Right, but what advantage does DNSCrypt have over a local DNSSEC aware resolver? If you can't trust the local resolver you have more serious problems than DNS.
DNSSEC provides no privacy. In fact, DNSSEC provides in the real world very few benefits of any kind, which is one of the reasons it's seen so little uptake in the 22 years during which the IETF has been working on it. Its most credible technical application is as a replacement for the CA system (which is a terrible idea).
In the real world, for privacy, there are essentially two competing approaches: DNSCrypt and DNS-Privacy. Both are unrelated to DNSSEC. DNSCrypt uses a custom protocol to encrypt DNS transactions, and DNS-Privacy uses TLS. Neither require, or even benefit from, deployment of DNSSEC.

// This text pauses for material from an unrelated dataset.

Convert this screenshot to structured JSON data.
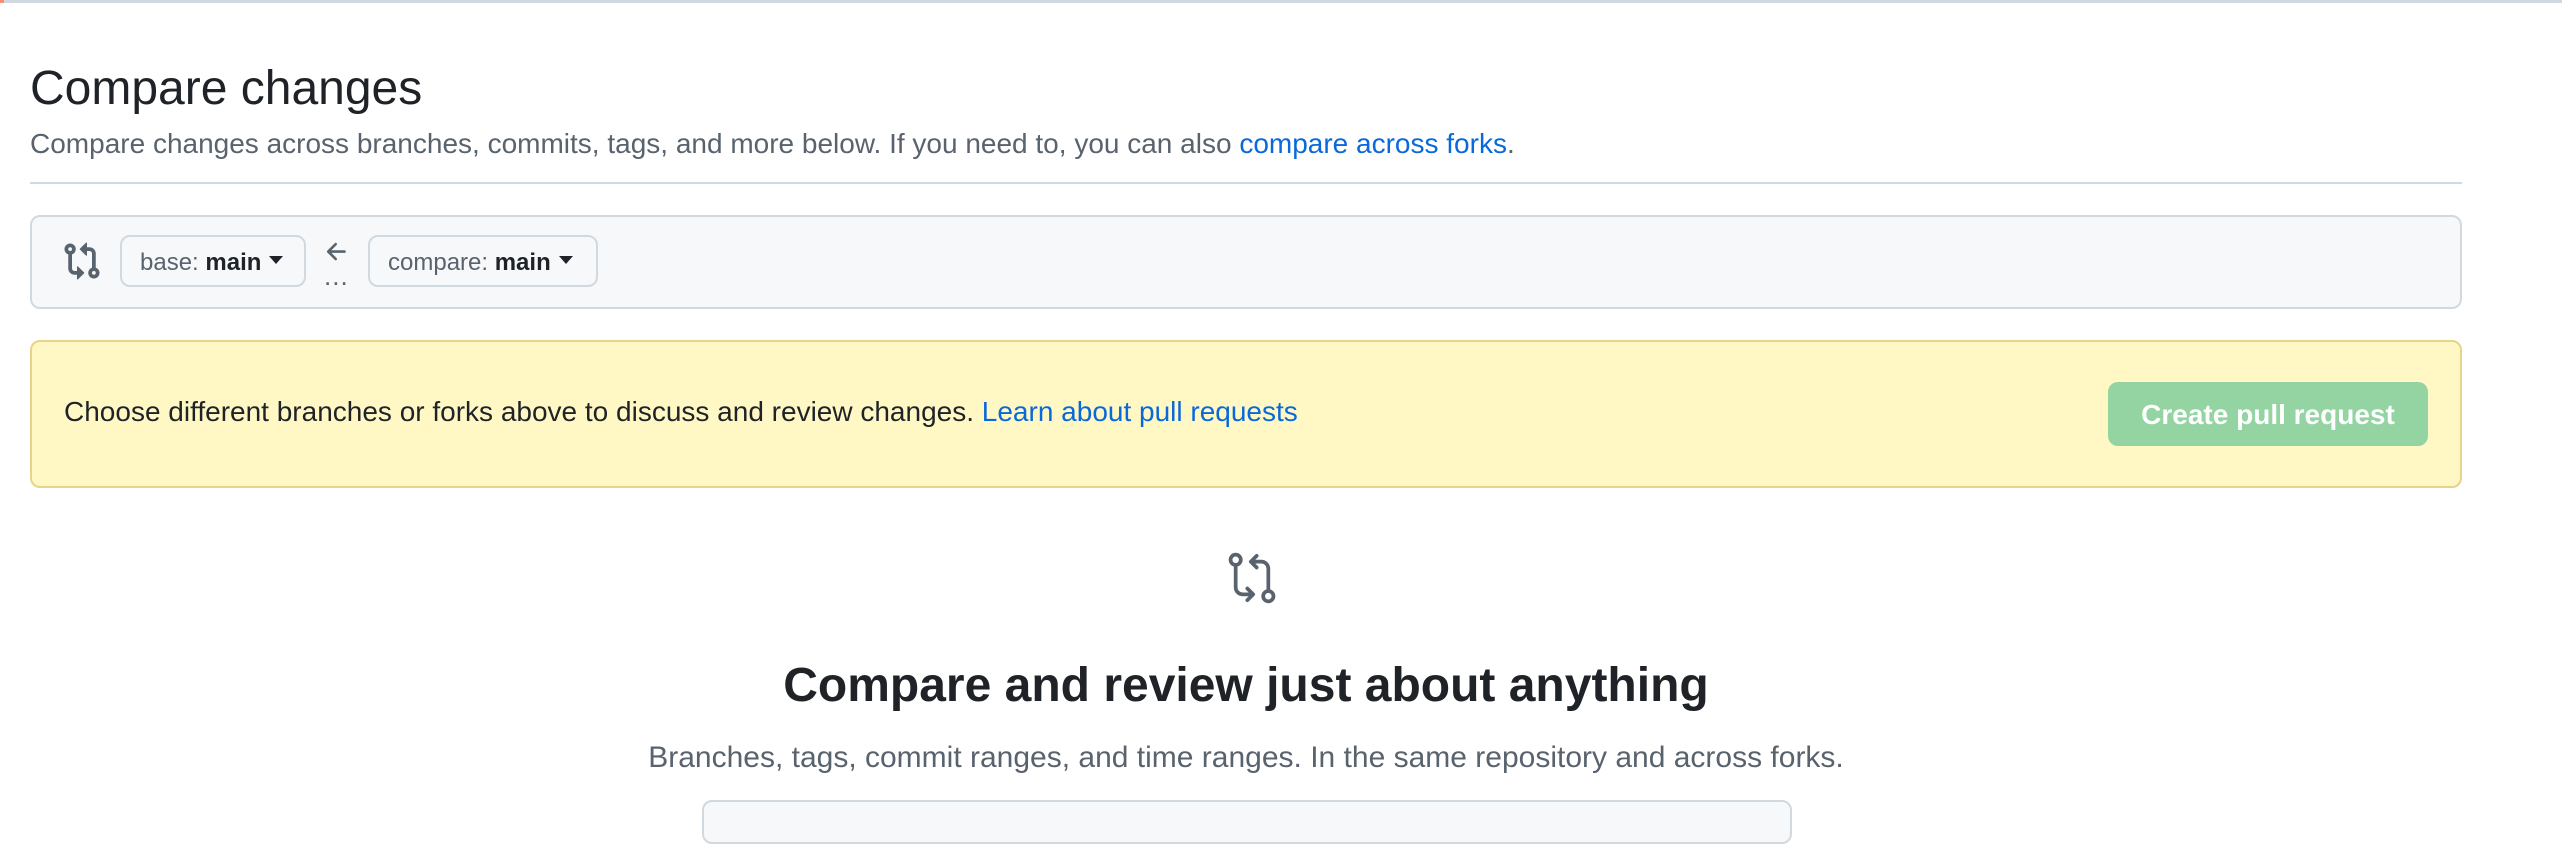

As others have stated, DNSSec only solves for authenticity of the data, not privacy.
DNSCrypt has been designed to both authenticate, authorize and encrypt the channel.

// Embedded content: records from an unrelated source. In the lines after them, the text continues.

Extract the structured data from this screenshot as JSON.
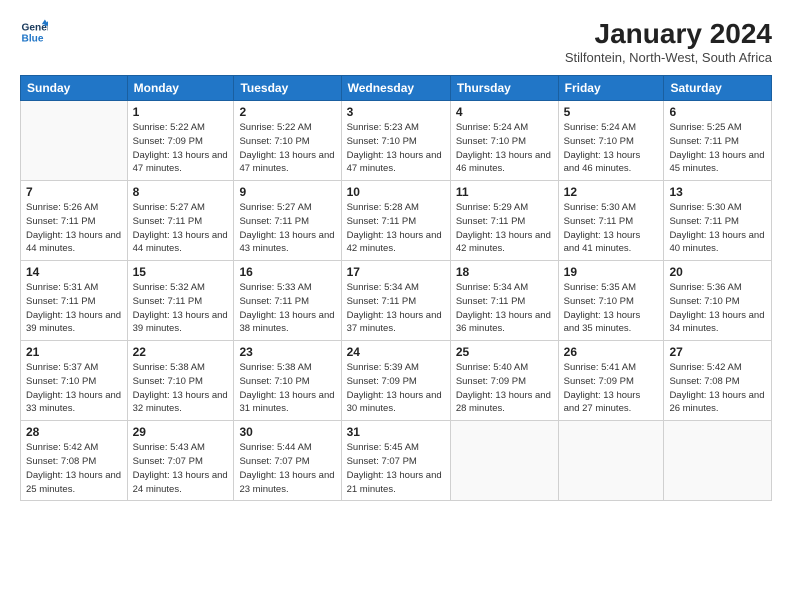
{
  "logo": {
    "line1": "General",
    "line2": "Blue"
  },
  "title": "January 2024",
  "location": "Stilfontein, North-West, South Africa",
  "days_header": [
    "Sunday",
    "Monday",
    "Tuesday",
    "Wednesday",
    "Thursday",
    "Friday",
    "Saturday"
  ],
  "weeks": [
    [
      {
        "day": "",
        "sunrise": "",
        "sunset": "",
        "daylight": ""
      },
      {
        "day": "1",
        "sunrise": "Sunrise: 5:22 AM",
        "sunset": "Sunset: 7:09 PM",
        "daylight": "Daylight: 13 hours and 47 minutes."
      },
      {
        "day": "2",
        "sunrise": "Sunrise: 5:22 AM",
        "sunset": "Sunset: 7:10 PM",
        "daylight": "Daylight: 13 hours and 47 minutes."
      },
      {
        "day": "3",
        "sunrise": "Sunrise: 5:23 AM",
        "sunset": "Sunset: 7:10 PM",
        "daylight": "Daylight: 13 hours and 47 minutes."
      },
      {
        "day": "4",
        "sunrise": "Sunrise: 5:24 AM",
        "sunset": "Sunset: 7:10 PM",
        "daylight": "Daylight: 13 hours and 46 minutes."
      },
      {
        "day": "5",
        "sunrise": "Sunrise: 5:24 AM",
        "sunset": "Sunset: 7:10 PM",
        "daylight": "Daylight: 13 hours and 46 minutes."
      },
      {
        "day": "6",
        "sunrise": "Sunrise: 5:25 AM",
        "sunset": "Sunset: 7:11 PM",
        "daylight": "Daylight: 13 hours and 45 minutes."
      }
    ],
    [
      {
        "day": "7",
        "sunrise": "Sunrise: 5:26 AM",
        "sunset": "Sunset: 7:11 PM",
        "daylight": "Daylight: 13 hours and 44 minutes."
      },
      {
        "day": "8",
        "sunrise": "Sunrise: 5:27 AM",
        "sunset": "Sunset: 7:11 PM",
        "daylight": "Daylight: 13 hours and 44 minutes."
      },
      {
        "day": "9",
        "sunrise": "Sunrise: 5:27 AM",
        "sunset": "Sunset: 7:11 PM",
        "daylight": "Daylight: 13 hours and 43 minutes."
      },
      {
        "day": "10",
        "sunrise": "Sunrise: 5:28 AM",
        "sunset": "Sunset: 7:11 PM",
        "daylight": "Daylight: 13 hours and 42 minutes."
      },
      {
        "day": "11",
        "sunrise": "Sunrise: 5:29 AM",
        "sunset": "Sunset: 7:11 PM",
        "daylight": "Daylight: 13 hours and 42 minutes."
      },
      {
        "day": "12",
        "sunrise": "Sunrise: 5:30 AM",
        "sunset": "Sunset: 7:11 PM",
        "daylight": "Daylight: 13 hours and 41 minutes."
      },
      {
        "day": "13",
        "sunrise": "Sunrise: 5:30 AM",
        "sunset": "Sunset: 7:11 PM",
        "daylight": "Daylight: 13 hours and 40 minutes."
      }
    ],
    [
      {
        "day": "14",
        "sunrise": "Sunrise: 5:31 AM",
        "sunset": "Sunset: 7:11 PM",
        "daylight": "Daylight: 13 hours and 39 minutes."
      },
      {
        "day": "15",
        "sunrise": "Sunrise: 5:32 AM",
        "sunset": "Sunset: 7:11 PM",
        "daylight": "Daylight: 13 hours and 39 minutes."
      },
      {
        "day": "16",
        "sunrise": "Sunrise: 5:33 AM",
        "sunset": "Sunset: 7:11 PM",
        "daylight": "Daylight: 13 hours and 38 minutes."
      },
      {
        "day": "17",
        "sunrise": "Sunrise: 5:34 AM",
        "sunset": "Sunset: 7:11 PM",
        "daylight": "Daylight: 13 hours and 37 minutes."
      },
      {
        "day": "18",
        "sunrise": "Sunrise: 5:34 AM",
        "sunset": "Sunset: 7:11 PM",
        "daylight": "Daylight: 13 hours and 36 minutes."
      },
      {
        "day": "19",
        "sunrise": "Sunrise: 5:35 AM",
        "sunset": "Sunset: 7:10 PM",
        "daylight": "Daylight: 13 hours and 35 minutes."
      },
      {
        "day": "20",
        "sunrise": "Sunrise: 5:36 AM",
        "sunset": "Sunset: 7:10 PM",
        "daylight": "Daylight: 13 hours and 34 minutes."
      }
    ],
    [
      {
        "day": "21",
        "sunrise": "Sunrise: 5:37 AM",
        "sunset": "Sunset: 7:10 PM",
        "daylight": "Daylight: 13 hours and 33 minutes."
      },
      {
        "day": "22",
        "sunrise": "Sunrise: 5:38 AM",
        "sunset": "Sunset: 7:10 PM",
        "daylight": "Daylight: 13 hours and 32 minutes."
      },
      {
        "day": "23",
        "sunrise": "Sunrise: 5:38 AM",
        "sunset": "Sunset: 7:10 PM",
        "daylight": "Daylight: 13 hours and 31 minutes."
      },
      {
        "day": "24",
        "sunrise": "Sunrise: 5:39 AM",
        "sunset": "Sunset: 7:09 PM",
        "daylight": "Daylight: 13 hours and 30 minutes."
      },
      {
        "day": "25",
        "sunrise": "Sunrise: 5:40 AM",
        "sunset": "Sunset: 7:09 PM",
        "daylight": "Daylight: 13 hours and 28 minutes."
      },
      {
        "day": "26",
        "sunrise": "Sunrise: 5:41 AM",
        "sunset": "Sunset: 7:09 PM",
        "daylight": "Daylight: 13 hours and 27 minutes."
      },
      {
        "day": "27",
        "sunrise": "Sunrise: 5:42 AM",
        "sunset": "Sunset: 7:08 PM",
        "daylight": "Daylight: 13 hours and 26 minutes."
      }
    ],
    [
      {
        "day": "28",
        "sunrise": "Sunrise: 5:42 AM",
        "sunset": "Sunset: 7:08 PM",
        "daylight": "Daylight: 13 hours and 25 minutes."
      },
      {
        "day": "29",
        "sunrise": "Sunrise: 5:43 AM",
        "sunset": "Sunset: 7:07 PM",
        "daylight": "Daylight: 13 hours and 24 minutes."
      },
      {
        "day": "30",
        "sunrise": "Sunrise: 5:44 AM",
        "sunset": "Sunset: 7:07 PM",
        "daylight": "Daylight: 13 hours and 23 minutes."
      },
      {
        "day": "31",
        "sunrise": "Sunrise: 5:45 AM",
        "sunset": "Sunset: 7:07 PM",
        "daylight": "Daylight: 13 hours and 21 minutes."
      },
      {
        "day": "",
        "sunrise": "",
        "sunset": "",
        "daylight": ""
      },
      {
        "day": "",
        "sunrise": "",
        "sunset": "",
        "daylight": ""
      },
      {
        "day": "",
        "sunrise": "",
        "sunset": "",
        "daylight": ""
      }
    ]
  ]
}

Using both in conjunction means that you have a private connection with authenticated data coming from the upstream resolver. Now the obvious issue is you don't know what the upstream resolver does with that...
https://sockpuppet.org/blog/2015/01/15/against-dnssec/
In the real world, for privacy, there are essentially two competing approaches: DNSCrypt and DNS-Privacy. Both are unrelated to DNSSEC. DNSCrypt uses a custom protocol to encrypt DNS transactions, and DNS-Privacy uses TLS. Neither require, or even benefit from, deployment of DNSSEC.